In the United States, entrepreneurship and innovation are part of our DNA. America’s experience, like many others, teaches us that fostering entrepreneurship is not just about crafting the right economic policy, it’s about creating an entire climate in which innovation and ideas flourish. While no two countries do it exactly the same way, there’s a common thread through all those that have succeeded in fostering innovation and entrepreneurship.

It takes a legal system that is fair, transparent, and predictable. A system where the judges are not corrupt, where you know the contractual agreement you’ve made will be upheld and protected, where you can take a chance starting a business and bankruptcy doesn’t risk prison. It takes a system that protects and justly rewards the creators and owners of intellectual property. It takes a society that empowers women, because innovation and entrepreneurship thrive when a society engages its entire people, not just half. It takes an education system that is universal and trains people to be skeptical. And, it takes political systems with the rule of law and protection of civil liberties.
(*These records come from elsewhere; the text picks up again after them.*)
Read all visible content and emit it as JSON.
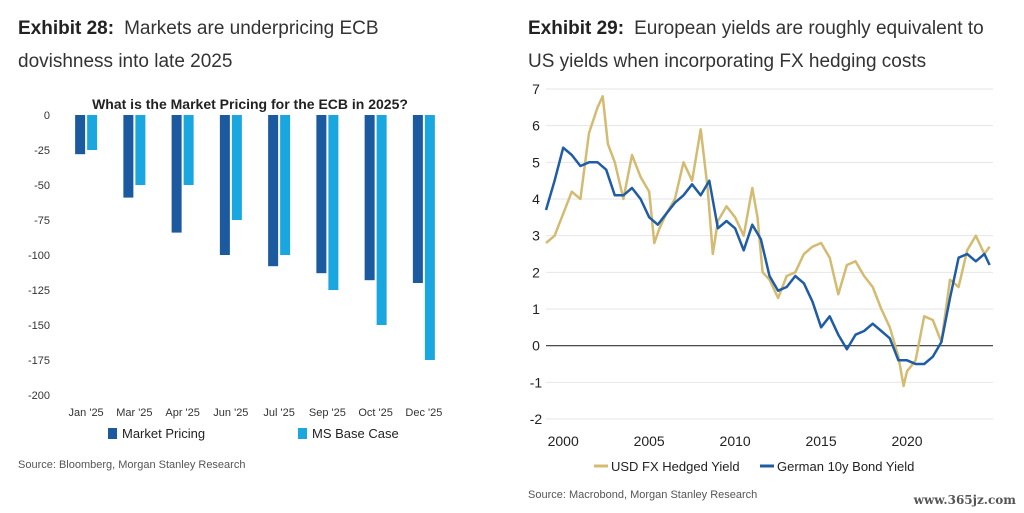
{
  "exhibit28": {
    "label": "Exhibit 28:",
    "title": "Markets are underpricing ECB dovishness into late 2025",
    "source": "Source: Bloomberg, Morgan Stanley Research"
  },
  "exhibit29": {
    "label": "Exhibit 29:",
    "title": "European yields are roughly equivalent to US yields when incorporating FX hedging costs",
    "source": "Source: Macrobond, Morgan Stanley Research"
  },
  "watermark": "www.365jz.com",
  "colors": {
    "dark_blue": "#1c5aa0",
    "light_blue": "#1aa7e0",
    "gold": "#d4bb72",
    "navy": "#1f5ca6"
  },
  "chart_data": [
    {
      "type": "bar",
      "title": "What is the Market Pricing for the ECB in 2025?",
      "categories": [
        "Jan '25",
        "Mar '25",
        "Apr '25",
        "Jun '25",
        "Jul '25",
        "Sep '25",
        "Oct '25",
        "Dec '25"
      ],
      "series": [
        {
          "name": "Market Pricing",
          "values": [
            -28,
            -59,
            -84,
            -100,
            -108,
            -113,
            -118,
            -120
          ]
        },
        {
          "name": "MS Base Case",
          "values": [
            -25,
            -50,
            -50,
            -75,
            -100,
            -125,
            -150,
            -175
          ]
        }
      ],
      "ylim": [
        -200,
        0
      ],
      "yticks": [
        0,
        -25,
        -50,
        -75,
        -100,
        -125,
        -150,
        -175,
        -200
      ],
      "legend": "bottom"
    },
    {
      "type": "line",
      "x_range": [
        1999,
        2025
      ],
      "ylim": [
        -2,
        7
      ],
      "yticks": [
        7,
        6,
        5,
        4,
        3,
        2,
        1,
        0,
        -1,
        -2
      ],
      "xticks": [
        2000,
        2005,
        2010,
        2015,
        2020
      ],
      "legend": "bottom",
      "series": [
        {
          "name": "USD FX Hedged Yield",
          "x": [
            1999.0,
            1999.5,
            2000.0,
            2000.5,
            2001.0,
            2001.5,
            2002.0,
            2002.3,
            2002.6,
            2003.0,
            2003.5,
            2004.0,
            2004.5,
            2005.0,
            2005.3,
            2005.6,
            2006.0,
            2006.5,
            2007.0,
            2007.5,
            2008.0,
            2008.4,
            2008.7,
            2009.0,
            2009.5,
            2010.0,
            2010.5,
            2011.0,
            2011.3,
            2011.6,
            2012.0,
            2012.5,
            2013.0,
            2013.5,
            2014.0,
            2014.5,
            2015.0,
            2015.5,
            2016.0,
            2016.5,
            2017.0,
            2017.5,
            2018.0,
            2018.5,
            2019.0,
            2019.5,
            2019.8,
            2020.0,
            2020.5,
            2021.0,
            2021.5,
            2022.0,
            2022.5,
            2023.0,
            2023.5,
            2024.0,
            2024.5,
            2024.8
          ],
          "values": [
            2.8,
            3.0,
            3.6,
            4.2,
            4.0,
            5.8,
            6.5,
            6.8,
            5.5,
            5.0,
            4.0,
            5.2,
            4.6,
            4.2,
            2.8,
            3.2,
            3.6,
            4.0,
            5.0,
            4.5,
            5.9,
            4.3,
            2.5,
            3.4,
            3.8,
            3.5,
            3.0,
            4.3,
            3.5,
            2.0,
            1.8,
            1.3,
            1.9,
            2.0,
            2.5,
            2.7,
            2.8,
            2.4,
            1.4,
            2.2,
            2.3,
            1.9,
            1.6,
            1.0,
            0.5,
            -0.3,
            -1.1,
            -0.7,
            -0.4,
            0.8,
            0.7,
            0.1,
            1.8,
            1.6,
            2.6,
            3.0,
            2.5,
            2.7
          ]
        },
        {
          "name": "German 10y Bond Yield",
          "x": [
            1999.0,
            1999.5,
            2000.0,
            2000.5,
            2001.0,
            2001.5,
            2002.0,
            2002.5,
            2003.0,
            2003.5,
            2004.0,
            2004.5,
            2005.0,
            2005.5,
            2006.0,
            2006.5,
            2007.0,
            2007.5,
            2008.0,
            2008.5,
            2009.0,
            2009.5,
            2010.0,
            2010.5,
            2011.0,
            2011.5,
            2012.0,
            2012.5,
            2013.0,
            2013.5,
            2014.0,
            2014.5,
            2015.0,
            2015.5,
            2016.0,
            2016.5,
            2017.0,
            2017.5,
            2018.0,
            2018.5,
            2019.0,
            2019.5,
            2020.0,
            2020.5,
            2021.0,
            2021.5,
            2022.0,
            2022.5,
            2023.0,
            2023.5,
            2024.0,
            2024.5,
            2024.8
          ],
          "values": [
            3.7,
            4.5,
            5.4,
            5.2,
            4.9,
            5.0,
            5.0,
            4.8,
            4.1,
            4.1,
            4.3,
            4.0,
            3.5,
            3.3,
            3.6,
            3.9,
            4.1,
            4.4,
            4.1,
            4.5,
            3.2,
            3.4,
            3.2,
            2.6,
            3.3,
            2.9,
            1.9,
            1.5,
            1.6,
            1.9,
            1.7,
            1.2,
            0.5,
            0.8,
            0.3,
            -0.1,
            0.3,
            0.4,
            0.6,
            0.4,
            0.2,
            -0.4,
            -0.4,
            -0.5,
            -0.5,
            -0.3,
            0.1,
            1.3,
            2.4,
            2.5,
            2.3,
            2.5,
            2.2
          ]
        }
      ]
    }
  ]
}
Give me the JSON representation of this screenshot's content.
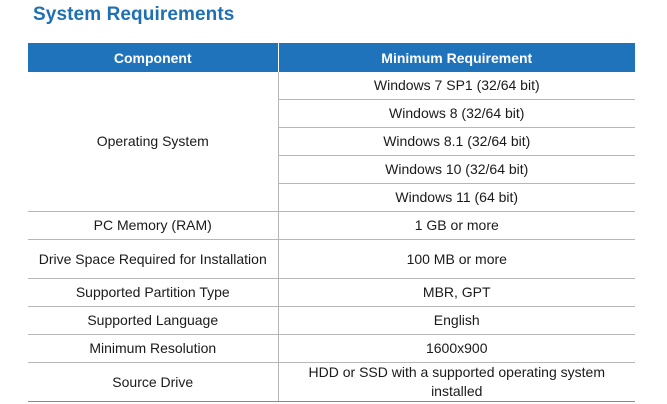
{
  "title": "System Requirements",
  "table": {
    "headers": {
      "component": "Component",
      "requirement": "Minimum Requirement"
    },
    "os": {
      "component": "Operating System",
      "versions": [
        "Windows 7 SP1 (32/64 bit)",
        "Windows 8 (32/64 bit)",
        "Windows 8.1 (32/64 bit)",
        "Windows 10 (32/64 bit)",
        "Windows 11 (64 bit)"
      ]
    },
    "rows": [
      {
        "component": "PC Memory (RAM)",
        "requirement": "1 GB or more"
      },
      {
        "component": "Drive Space Required for Installation",
        "requirement": "100 MB or more"
      },
      {
        "component": "Supported Partition Type",
        "requirement": "MBR, GPT"
      },
      {
        "component": "Supported Language",
        "requirement": "English"
      },
      {
        "component": "Minimum Resolution",
        "requirement": "1600x900"
      },
      {
        "component": "Source Drive",
        "requirement": "HDD or SSD with a supported operating system installed"
      }
    ]
  },
  "colors": {
    "accent": "#1f6fb4",
    "header_bg": "#1f73bb"
  }
}
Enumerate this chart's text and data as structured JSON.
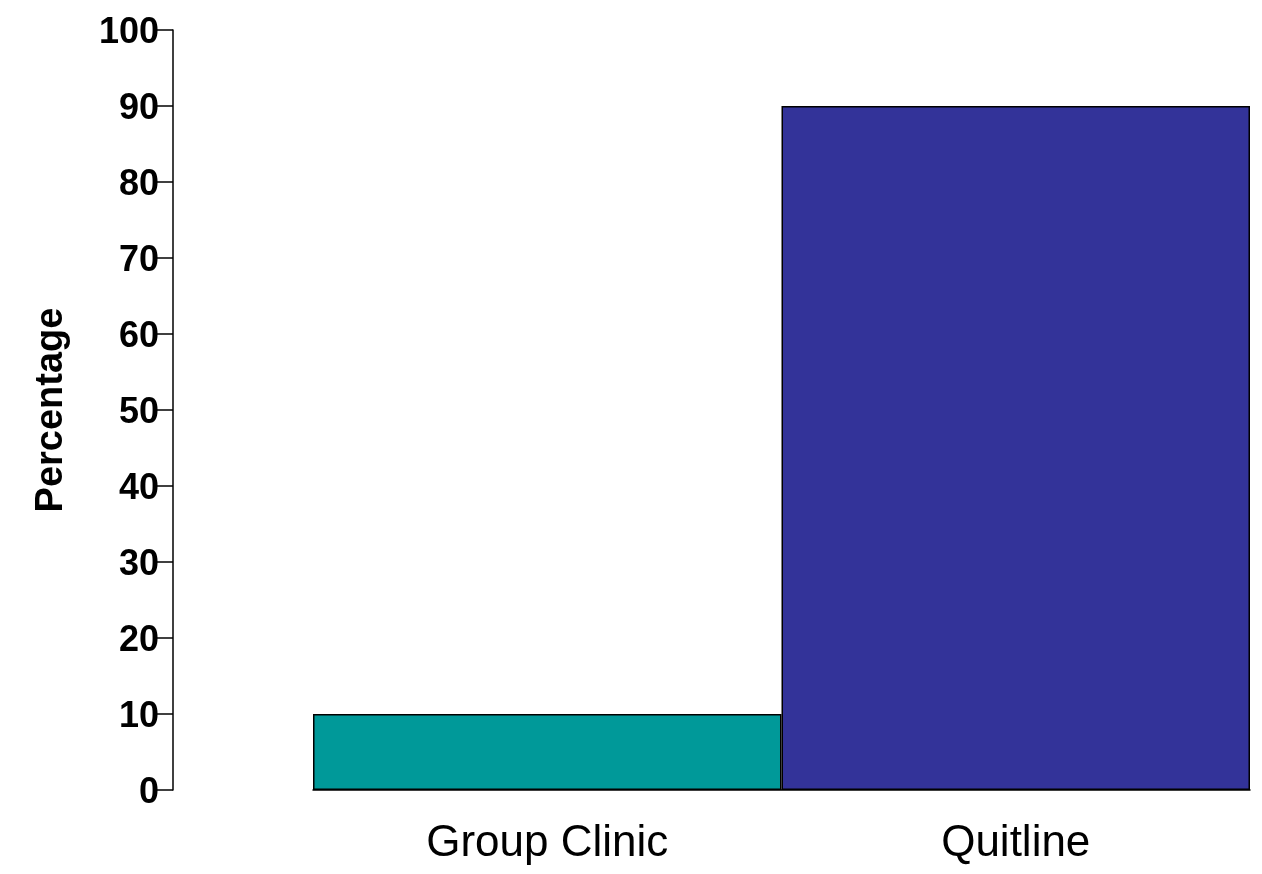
{
  "chart_data": {
    "type": "bar",
    "ylabel": "Percentage",
    "categories": [
      "Group Clinic",
      "Quitline"
    ],
    "values": [
      10,
      90
    ],
    "colors": [
      "#009999",
      "#333399"
    ],
    "ylim": [
      0,
      100
    ],
    "yticks": [
      0,
      10,
      20,
      30,
      40,
      50,
      60,
      70,
      80,
      90,
      100
    ],
    "grid": false
  }
}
Yet, despite these strengths of the “American brand,” we can’t assume that other countries will adopt our free, open economic model and our values. The major question facing both the United States and the region is where do we go from here?

I believe the United States and the other economies of the Asia Pacific will continue to grow and prosper together. That’s the future we can build together. But it depends on wise leadership that reinforces our values, reflected in the “American brand” that I’ve described above. That is why all of our economic policies in the region – from TPP to APEC, to the Lower Mekong Initiative, to supporting ASEAN, to our bilateral work with key allies like Korea and the Philippines and new partners like Indonesia – promote those values. America’s engagement with the Asia Pacific reflects the simple fact that the United States is a Pacific nation. Our work supports security and prosperity, which are inherently linked and inseparable. Our commitments to these goals, while not always headline grabbing, are longstanding and have stood the test of time.